Mental Health In Maine: ‘The Success Story Of My Friend Chuck’
Mental illness comes in many forms, from depression to psychosis,and unfortunately many people who need treatment do not get it. This is a true story of a friend of mine, Chuck Petrucelly.
Chuck is one of 90 mentally ill people in Maine that are a NCR patient, not criminally responsible, because they were deemed to be insane at the time of the crime.
In 2008, Chuck killed his brother. He was sent to Riverview Psychiatric Center in Augusta, after the Maine attorney general's criminal division accepted his insanity plea.
Former Augusta Mayor Bill Stokes, headed the Maine attorney general's criminal division during Chuck's case and Mr. Stokes sees the progress of Chuck's mental health.
Stokes sees Chuck often at his job at a cafe near the state Capitol and what he sees is a life that's been saved.
Petrucelly was at Riverview for a little over 4 years and moved out of the hospital more than a year ago, he now lives alone in a supervised apartment in Augusta.
Chuck credits the forgiveness of his mother and six other siblings as the biggest aid in his recovery. Chuck tries not to dwell on the past.
His brother was a year older and the two were inseparable growing up. Chuck, when talking of his brother Mike, told CNN.com that 'there's a connection I had with him that I just don't have with anybody else, and nothing can replace it.'
Chuck's mother Rosanne told CNN.com that 'Losing Mike was devastating and still is. Part of me is broken. But Chuck is here and he still needs us. So our focus is on him.'
The NCR program in Maine, since 1985, has not seen a patient commit a violent felony upon returning to the community.
A patient in Maine's NCR program can petition the court to move into a group home after years of therapy, then to a supervised apartment (where Chuck is now). Eventually, they can petition for full release.
Chuck has begun a new life. He is working at the cafe and has hopes to become a fitness instructor.The gym has become a great outlet for Chuck, he has transformed his body into 220-pounds of muscle, and his dedication to his fitness psychically is matched by his dedication of becoming mentally healthy.
Chuck says he is determined to make his late brother proud of his recovery. He told CNN.com 'part of the reason I don't give up on myself, is I know that my brother wouldn't want that.'
I have known Chuck for three years. I met Chuck at the gym and knew nothing of his past. For about six months, I'd see Chuck at the gym and say hello. Then in July of 2011, I was getting ready for vacation and mentioned to Chuck at the gym that I was going on vacation and if he'd like to maybe come over for a BBQ at my house.
That's when Chuck told me that he was a resident at Riverview. I decided to still be friends with Chuck and not to be afraid of him and his past. I thought, he's being treated, his family supports him, so I am not going to judge him on his past.

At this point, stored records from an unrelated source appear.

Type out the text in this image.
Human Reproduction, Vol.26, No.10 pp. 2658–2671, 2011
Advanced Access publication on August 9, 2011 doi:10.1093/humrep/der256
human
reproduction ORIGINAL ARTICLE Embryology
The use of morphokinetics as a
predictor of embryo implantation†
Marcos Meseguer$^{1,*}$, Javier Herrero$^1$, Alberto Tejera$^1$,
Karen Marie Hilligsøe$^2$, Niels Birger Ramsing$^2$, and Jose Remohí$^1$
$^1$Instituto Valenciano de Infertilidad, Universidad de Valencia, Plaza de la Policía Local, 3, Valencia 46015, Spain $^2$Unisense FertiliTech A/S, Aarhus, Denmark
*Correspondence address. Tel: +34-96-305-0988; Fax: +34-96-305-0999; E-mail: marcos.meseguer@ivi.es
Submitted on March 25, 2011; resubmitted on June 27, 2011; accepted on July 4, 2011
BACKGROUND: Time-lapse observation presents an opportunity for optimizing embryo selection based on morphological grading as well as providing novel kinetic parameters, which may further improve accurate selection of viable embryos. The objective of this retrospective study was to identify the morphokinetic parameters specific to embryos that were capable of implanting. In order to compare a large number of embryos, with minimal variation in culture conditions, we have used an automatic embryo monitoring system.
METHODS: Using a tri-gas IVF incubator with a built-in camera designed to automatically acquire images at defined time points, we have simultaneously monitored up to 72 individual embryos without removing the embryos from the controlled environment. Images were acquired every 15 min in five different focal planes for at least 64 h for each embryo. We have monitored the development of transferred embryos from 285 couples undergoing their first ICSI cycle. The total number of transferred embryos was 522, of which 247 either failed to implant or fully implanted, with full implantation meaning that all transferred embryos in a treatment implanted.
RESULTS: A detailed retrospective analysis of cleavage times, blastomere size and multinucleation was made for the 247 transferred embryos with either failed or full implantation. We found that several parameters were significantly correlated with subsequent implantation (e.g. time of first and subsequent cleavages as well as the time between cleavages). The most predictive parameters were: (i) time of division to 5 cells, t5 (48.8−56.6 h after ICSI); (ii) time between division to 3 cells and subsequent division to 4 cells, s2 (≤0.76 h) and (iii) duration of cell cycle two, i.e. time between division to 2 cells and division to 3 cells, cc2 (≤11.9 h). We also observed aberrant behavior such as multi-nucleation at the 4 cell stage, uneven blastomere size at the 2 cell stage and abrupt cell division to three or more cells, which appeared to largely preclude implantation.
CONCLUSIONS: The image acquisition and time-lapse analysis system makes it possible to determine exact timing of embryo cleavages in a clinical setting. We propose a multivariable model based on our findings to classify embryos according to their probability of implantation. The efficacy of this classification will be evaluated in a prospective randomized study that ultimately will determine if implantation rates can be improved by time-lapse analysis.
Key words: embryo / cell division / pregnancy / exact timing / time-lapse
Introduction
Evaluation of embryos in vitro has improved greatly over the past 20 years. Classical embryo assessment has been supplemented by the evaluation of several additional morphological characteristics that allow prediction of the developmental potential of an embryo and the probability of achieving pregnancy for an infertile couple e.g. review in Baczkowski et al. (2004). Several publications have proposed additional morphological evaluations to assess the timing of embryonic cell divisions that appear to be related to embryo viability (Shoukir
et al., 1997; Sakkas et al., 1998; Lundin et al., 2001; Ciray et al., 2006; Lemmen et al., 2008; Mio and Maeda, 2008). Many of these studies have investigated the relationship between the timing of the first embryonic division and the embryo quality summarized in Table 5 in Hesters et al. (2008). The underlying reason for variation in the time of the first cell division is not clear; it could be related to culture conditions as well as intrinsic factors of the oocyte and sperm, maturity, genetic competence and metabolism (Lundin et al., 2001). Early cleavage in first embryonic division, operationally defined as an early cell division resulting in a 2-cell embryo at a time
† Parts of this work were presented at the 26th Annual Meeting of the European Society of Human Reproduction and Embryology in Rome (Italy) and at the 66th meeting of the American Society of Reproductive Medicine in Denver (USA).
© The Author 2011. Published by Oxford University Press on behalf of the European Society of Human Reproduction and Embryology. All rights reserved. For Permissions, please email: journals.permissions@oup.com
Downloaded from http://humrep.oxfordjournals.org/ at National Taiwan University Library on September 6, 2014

Fast forward three years and Chuck and I are still good friends. I lift with Chuck (not nearly as much weight as him!) often, Chuck and I have barbecued at my house many times, Chuck gets the lawn mower out of the shed for me (so I don't have to deal with the snakes!) We go to Walmart and Hannaford and just hangout every now and then.
I didn't know Chuck when he was going through the height of his mental illness, but the Chuck I know is a hard-worker, grounded, funny guy. I am proud to call Chuck my friend.